I have a question about a warning being emitted by sentence transformers when loading the model. I am getting the following:
Some weights of BertModel were not initialized from the model checkpoint at Snowflake/snowflake-arctic-embed-m-v1.5 and are newly initialized: ['pooler.dense.bias', 'pooler.dense.weight']
You should probably TRAIN this model on a down-stream task to be able to use it for predictions and inference.

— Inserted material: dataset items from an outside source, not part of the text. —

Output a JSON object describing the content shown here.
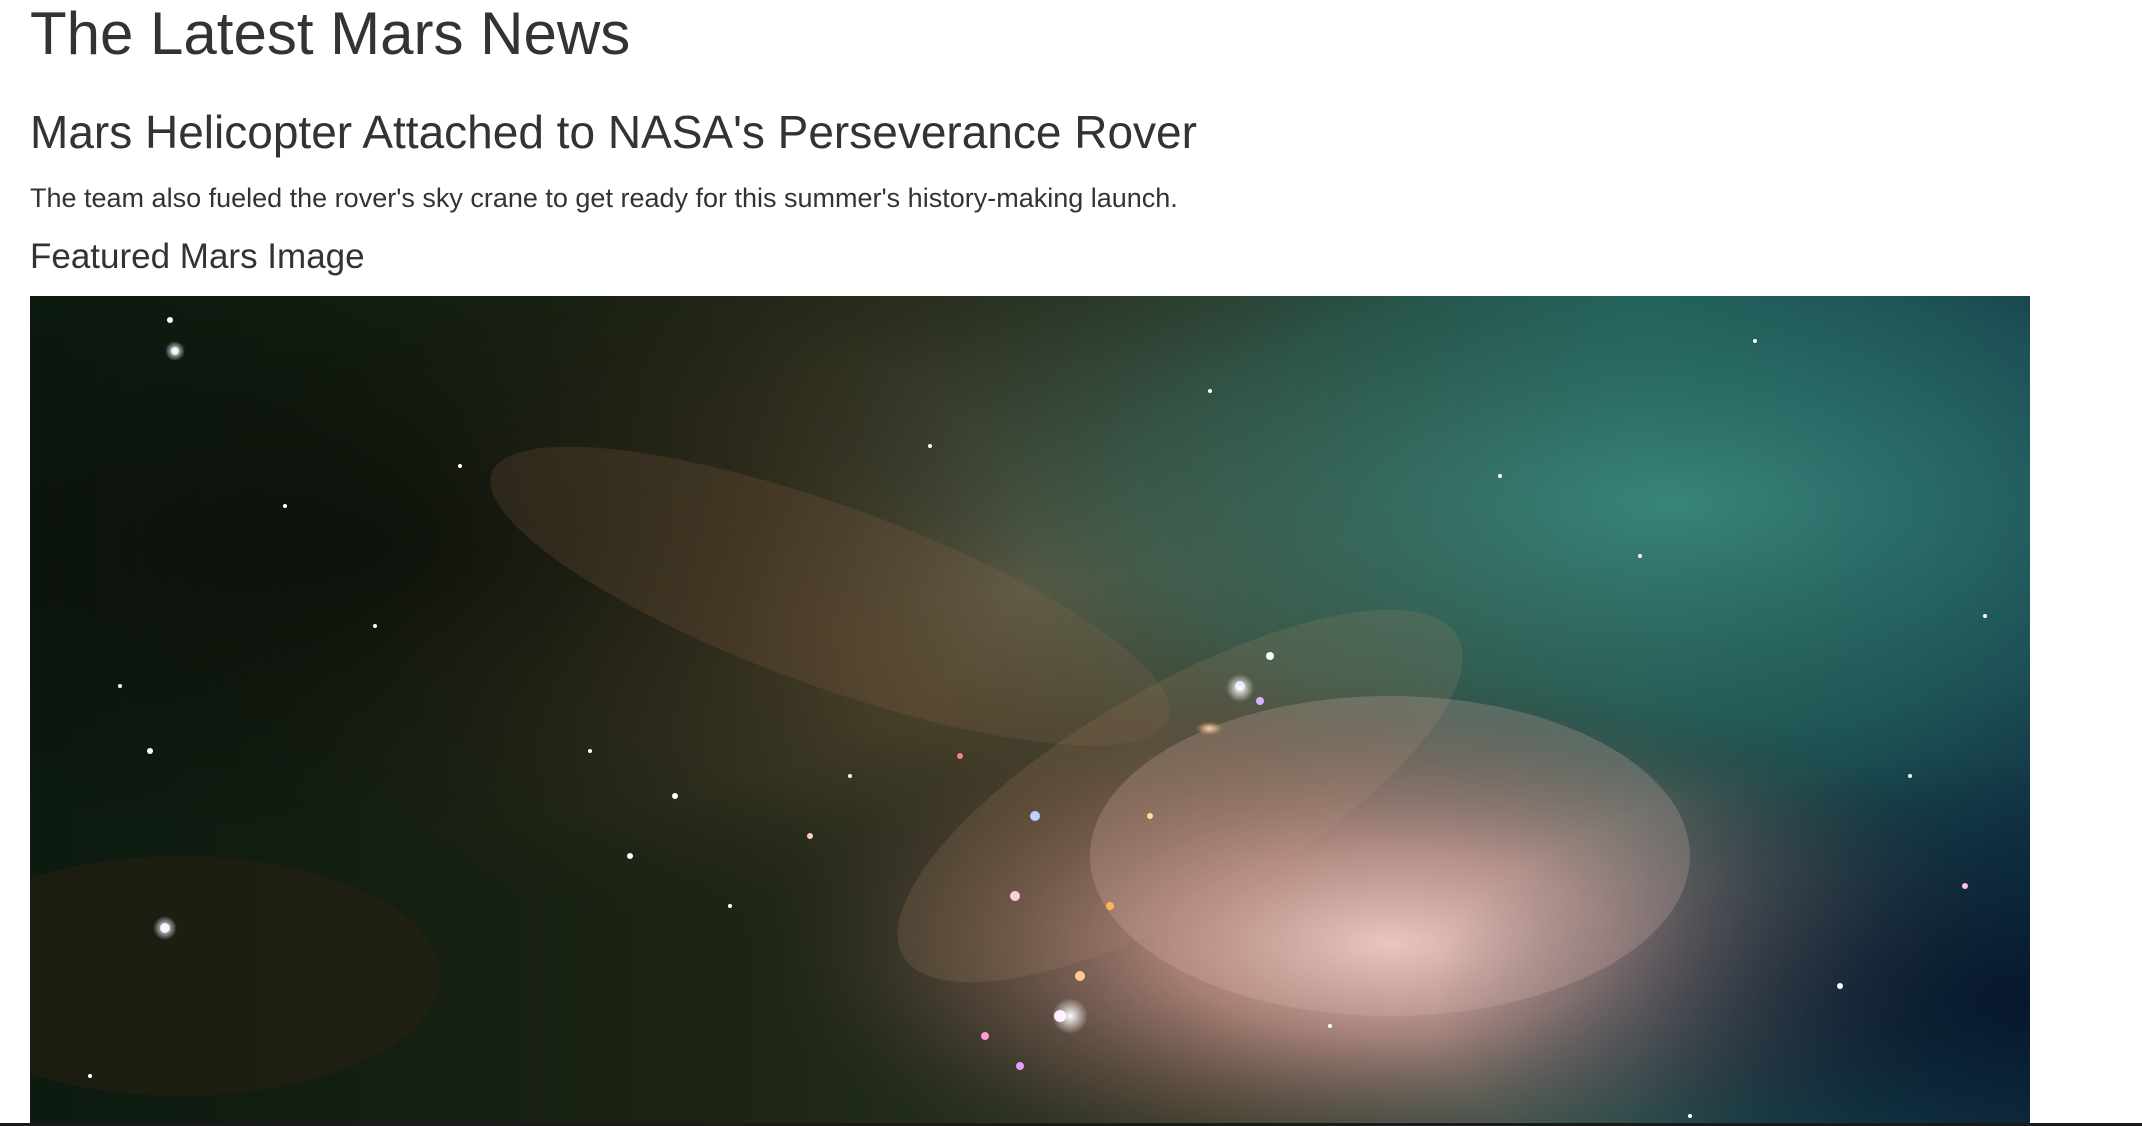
{
  "page": {
    "title": "The Latest Mars News"
  },
  "news": {
    "title": "Mars Helicopter Attached to NASA's Perseverance Rover",
    "teaser": "The team also fueled the rover's sky crane to get ready for this summer's history-making launch."
  },
  "featured": {
    "section_title": "Featured Mars Image"
  }
}
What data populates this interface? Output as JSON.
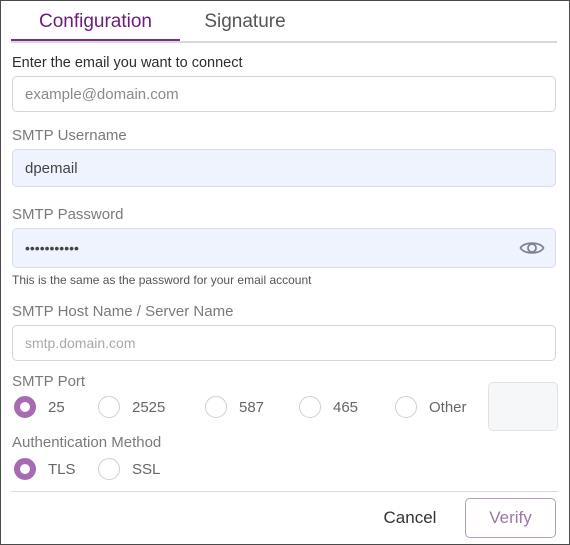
{
  "tabs": [
    {
      "label": "Configuration",
      "active": true
    },
    {
      "label": "Signature",
      "active": false
    }
  ],
  "email": {
    "label": "Enter the email you want to connect",
    "placeholder": "example@domain.com"
  },
  "smtp_username": {
    "label": "SMTP Username",
    "value": "dpemail"
  },
  "smtp_password": {
    "label": "SMTP Password",
    "value": "•••••••••••",
    "help": "This is the same as the password for your email account",
    "icon": "eye-icon"
  },
  "smtp_host": {
    "label": "SMTP Host Name / Server Name",
    "placeholder": "smtp.domain.com"
  },
  "smtp_port": {
    "label": "SMTP Port",
    "options": [
      "25",
      "2525",
      "587",
      "465",
      "Other"
    ],
    "selected": "25"
  },
  "auth_method": {
    "label": "Authentication Method",
    "options": [
      "TLS",
      "SSL"
    ],
    "selected": "TLS"
  },
  "footer": {
    "cancel_label": "Cancel",
    "verify_label": "Verify"
  },
  "colors": {
    "accent": "#7b2b8a",
    "radio_selected": "#a66bb2",
    "filled_input_bg": "#eef3fd"
  }
}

I think this may be a harmless warning but I wanted to check if this is expected behaviour.
Thanks.
It should be harmless but also should not happen. Are you perhaps initializing the model differently from the example snippet in the readme? We do suggest explicitly disabling the pooling layer in that example. I believe the v1.0 model may already have this setting in its config files, too. I'll look at migrating that setting from the sentence bert config json file for the 1.0 model to v1.5 when I get the chance, but also feel free to open a PR if getting this option automatically applied is urgent for you.
I get the same warning and I'm pretty sure I followed the example in the readme, including disabling the pooling layer.
The warning can indeed be safely ignored. However, it is odd that you still get the warning even with model_kwargs=dict(add_pooling_layer=False).
#5 should make it a bit easier: you won't have to manually specify model_kwargs=dict(add_pooling_layer=False) anymore, and you shouldn't get any warning.
- Tom Aarsen
Oh, it was my mistake, a base class was initialising the model with the wrong arguments, just to be overwritten with the correct ones later. Thank you!